Dans l'affaire J 6/19, la chambre juridique a fait observer que la demande de retrait que le demandeur avait cherché à révoquer était sans réserve, dépourvue d'ambiguïtés et inconditionnelle et donc valide. La chambre de recours juridique a appliqué le raisonnement de la décision J 25/03, dans laquelle quatre jours s'étaient écoulés entre la mention du retrait dans le Registre européen des brevets et l'inscription au dossier de la requête en révocation du retrait (voir présent chapitre, IV.B.3.8.3). La chambre a conclu qu'il était sans importance, pour sa décision, que la requête en révocation ait été reçue le jour de la publication du retrait. L'exigence en matière de délai de la règle 139 CBE n'avait pas été remplie.
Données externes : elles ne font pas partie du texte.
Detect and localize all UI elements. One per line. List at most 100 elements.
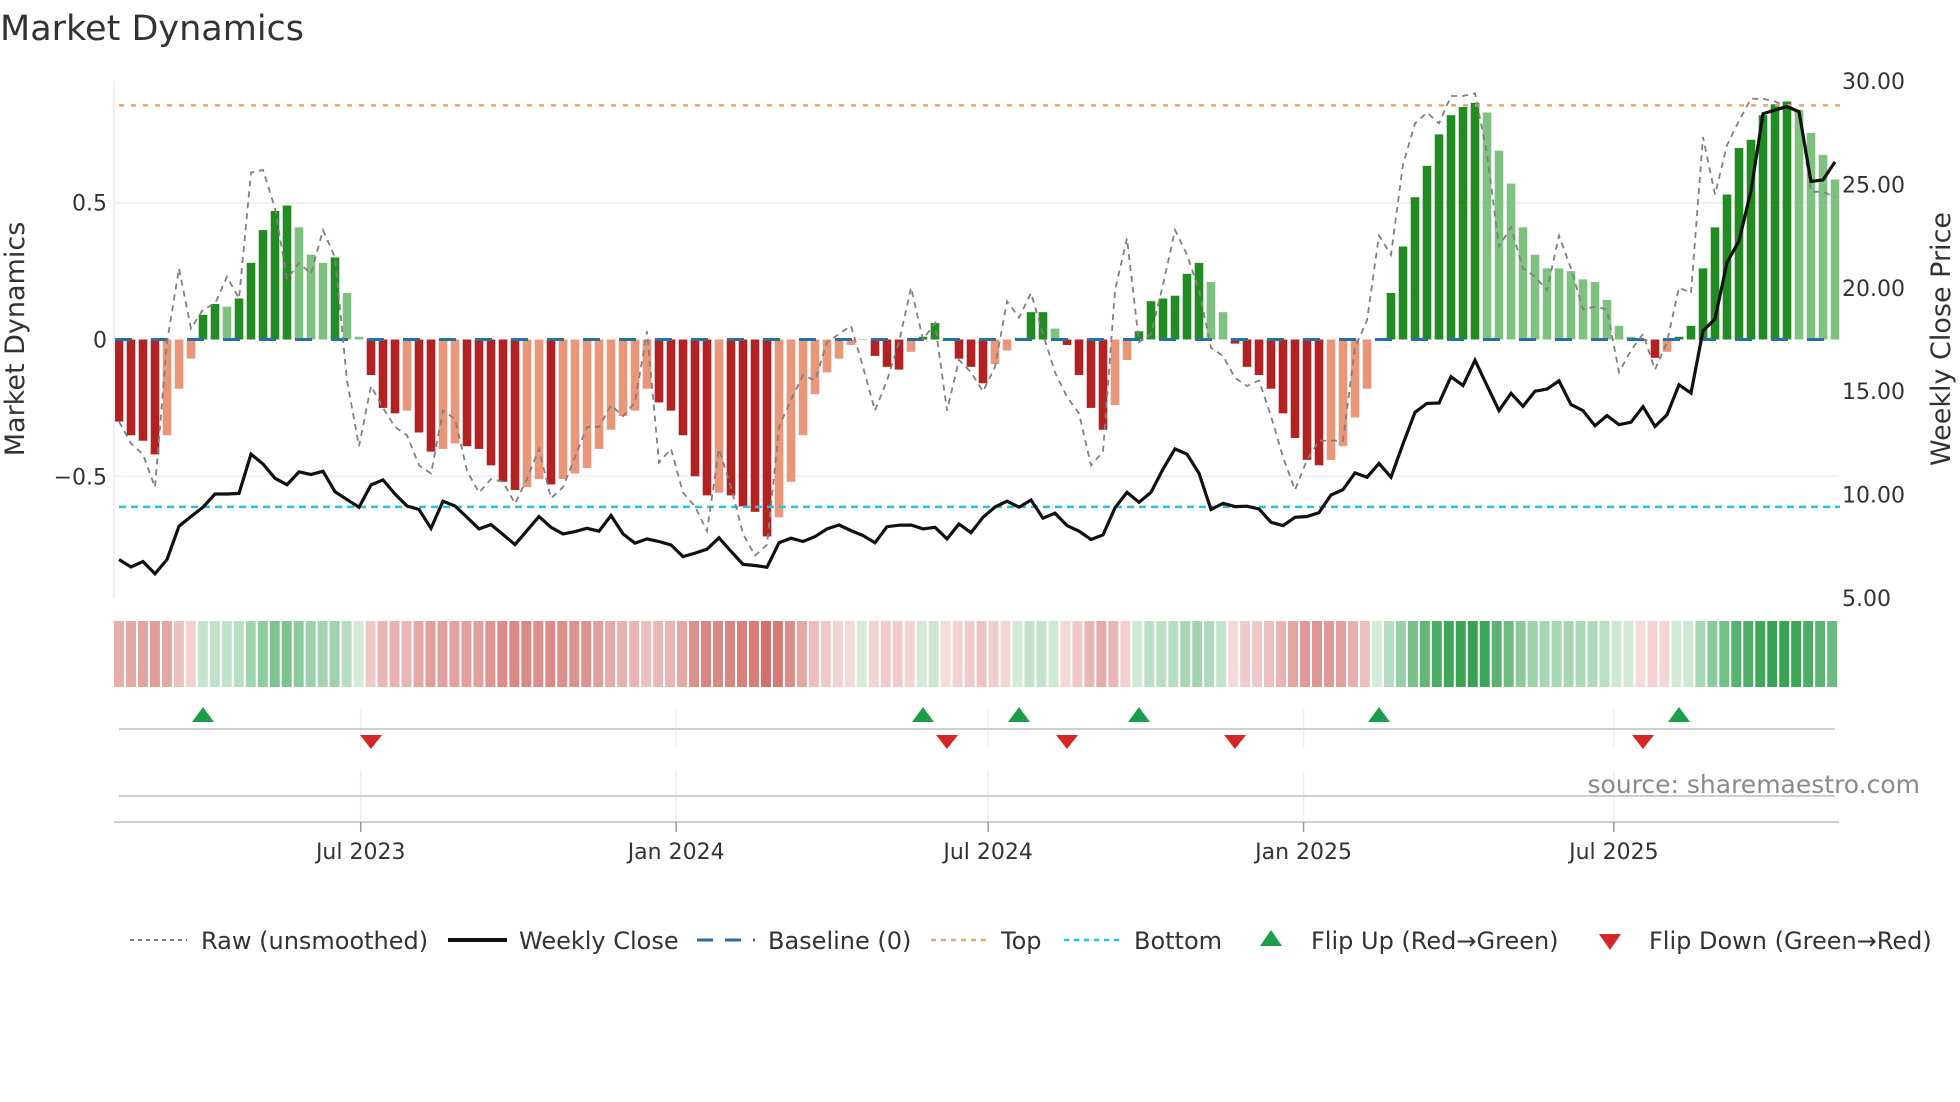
histogram-bar bbox=[1530, 254, 1540, 340]
heat-cell bbox=[1012, 621, 1023, 687]
histogram-bar bbox=[1326, 339, 1336, 460]
heat-cell bbox=[137, 621, 148, 687]
heat-cell bbox=[976, 621, 987, 687]
histogram-bar bbox=[1686, 325, 1696, 340]
heat-cell bbox=[784, 621, 795, 687]
histogram-bar bbox=[366, 339, 376, 376]
right-tick-label: 10.00 bbox=[1842, 484, 1905, 509]
legend-flip-up-icon bbox=[1260, 930, 1282, 946]
histogram-bar bbox=[138, 339, 148, 441]
heat-cell bbox=[964, 621, 975, 687]
histogram-bar bbox=[114, 339, 124, 422]
histogram-bar bbox=[798, 339, 808, 436]
heat-cell bbox=[724, 621, 735, 687]
heat-cell bbox=[173, 621, 184, 687]
left-axis-title: Market Dynamics bbox=[0, 222, 31, 457]
histogram-bar bbox=[1290, 339, 1300, 438]
histogram-bar bbox=[1050, 328, 1060, 340]
heat-cell bbox=[772, 621, 783, 687]
heat-cell bbox=[341, 621, 352, 687]
histogram-bar bbox=[1650, 339, 1660, 358]
heat-cell bbox=[401, 621, 412, 687]
heat-cell bbox=[449, 621, 460, 687]
x-tick-label: Jan 2024 bbox=[626, 840, 725, 865]
histogram-bar bbox=[1062, 339, 1072, 345]
histogram-bar bbox=[834, 339, 844, 359]
histogram-bar bbox=[882, 339, 892, 367]
right-tick-label: 30.00 bbox=[1842, 70, 1905, 95]
histogram-bar bbox=[1506, 183, 1516, 340]
histogram-bar bbox=[906, 339, 916, 352]
heat-cell bbox=[1204, 621, 1215, 687]
heat-cell bbox=[1168, 621, 1179, 687]
histogram-bar bbox=[1770, 104, 1780, 340]
histogram-bar bbox=[1830, 179, 1840, 340]
legend-top-label: Top bbox=[1000, 927, 1042, 955]
histogram-bar bbox=[1338, 339, 1348, 447]
histogram-bar bbox=[1194, 262, 1204, 340]
histogram-bar bbox=[1110, 339, 1120, 406]
heat-cell bbox=[653, 621, 664, 687]
heat-cell bbox=[1551, 621, 1562, 687]
x-tick-label: Jul 2023 bbox=[314, 840, 406, 865]
heat-cell bbox=[581, 621, 592, 687]
heat-cell bbox=[1719, 621, 1730, 687]
right-tick-label: 5.00 bbox=[1842, 587, 1891, 612]
left-tick-label: 0.5 bbox=[72, 192, 107, 217]
heat-cell bbox=[1623, 621, 1634, 687]
histogram-bar bbox=[1446, 115, 1456, 340]
histogram-bar bbox=[198, 314, 208, 340]
histogram-bar bbox=[1590, 282, 1600, 340]
heat-cell bbox=[1491, 621, 1502, 687]
histogram-bar bbox=[1278, 339, 1288, 414]
heat-cell bbox=[1827, 621, 1838, 687]
histogram-bar bbox=[438, 339, 448, 449]
flip-markers bbox=[114, 707, 1839, 823]
histogram-bar bbox=[1434, 134, 1444, 340]
heat-cell bbox=[1779, 621, 1790, 687]
heat-cell bbox=[125, 621, 136, 687]
heat-cell bbox=[808, 621, 819, 687]
heat-cell bbox=[904, 621, 915, 687]
flip-down-marker bbox=[1632, 735, 1654, 749]
histogram-bar bbox=[1398, 246, 1408, 340]
histogram-bar bbox=[330, 257, 340, 340]
heat-cell bbox=[281, 621, 292, 687]
heat-cell bbox=[868, 621, 879, 687]
heat-cell bbox=[1659, 621, 1670, 687]
histogram-bar bbox=[426, 339, 436, 452]
heat-cell bbox=[1731, 621, 1742, 687]
source-label: source: sharemaestro.com bbox=[1588, 770, 1921, 799]
histogram-bar bbox=[318, 262, 328, 340]
heat-cell bbox=[1575, 621, 1586, 687]
histogram-bar bbox=[1518, 227, 1528, 340]
heat-cell bbox=[1312, 621, 1322, 687]
heat-cell bbox=[593, 621, 604, 687]
heat-cell bbox=[689, 621, 700, 687]
histogram-bar bbox=[1026, 312, 1036, 340]
flip-down-marker bbox=[1224, 735, 1246, 749]
heat-cell bbox=[461, 621, 472, 687]
heat-cell bbox=[1767, 621, 1778, 687]
histogram-bar bbox=[234, 298, 244, 340]
heat-cell bbox=[1419, 621, 1430, 687]
flip-up-marker bbox=[1008, 707, 1030, 722]
heat-cell bbox=[1144, 621, 1155, 687]
histogram-bar bbox=[1038, 312, 1048, 340]
histogram-bar bbox=[1422, 165, 1432, 340]
legend-bottom-label: Bottom bbox=[1134, 927, 1222, 955]
histogram-bar bbox=[1302, 339, 1312, 460]
heat-cell bbox=[940, 621, 951, 687]
heat-cell bbox=[413, 621, 424, 687]
histogram-bar bbox=[1386, 292, 1396, 340]
histogram-bar bbox=[978, 339, 988, 384]
heat-cell bbox=[916, 621, 927, 687]
histogram-bar bbox=[594, 339, 604, 449]
histogram-bar bbox=[1074, 339, 1084, 376]
heat-cell bbox=[497, 621, 508, 687]
histogram-bar bbox=[474, 339, 484, 449]
histogram-bar bbox=[486, 339, 496, 466]
histogram-bar bbox=[354, 336, 364, 340]
histogram-bar bbox=[714, 339, 724, 493]
histogram-bar bbox=[846, 339, 856, 345]
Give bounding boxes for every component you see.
Dans l'affaire J 7/19, la chambre a estimé, en se référant à la jurisprudence des chambres de recours relative à la règle 139 CBE (J 8/80, JO 1980, 293 ; J 4/82, JO 1982, 385), que les erreurs qui conduisent à une divergence entre l'intention réelle et l'intention déclarée de la partie peuvent faire l'objet d'une rectification en vertu de la règle 139 CBE. Dans l'affaire en cause, le demandeur avait décidé en partant de cette supposition erronée, de renoncer à sa demande. La chambre a constaté qu'il n'y avait aucune divergence entre la déclaration de retrait produite par le demandeur et son intention véritable et a rejeté le recours. Dans la jurisprudence des chambres de recours, la notion d'erreur au sens de la règle 139 CBE ne couvre que les erreurs liées à la déclaration proprement dite, à sa teneur ou à sa transmission. La chambre a expliqué que de bons motifs de politique jurisprudentielle sont à l'origine de cette limitation. Si l'on étendait la notion d'erreur de sorte qu'elle couvre également les cas où une déclaration de retrait reflète fidèlement l'intention de la partie, mais part d'une supposition erronée, il serait possible de rectifier tout retrait en invoquant une erreur d'appréciation concernant la divulgation, la brevetabilité de l'invention, le droit de priorité, les dispositions juridiques ou la jurisprudence pertinente, et ce au détriment de la sécurité juridique. Un demandeur qui décide de retirer sa demande sans tenir compte de toutes les circonstances pertinentes doit en subir les conséquences.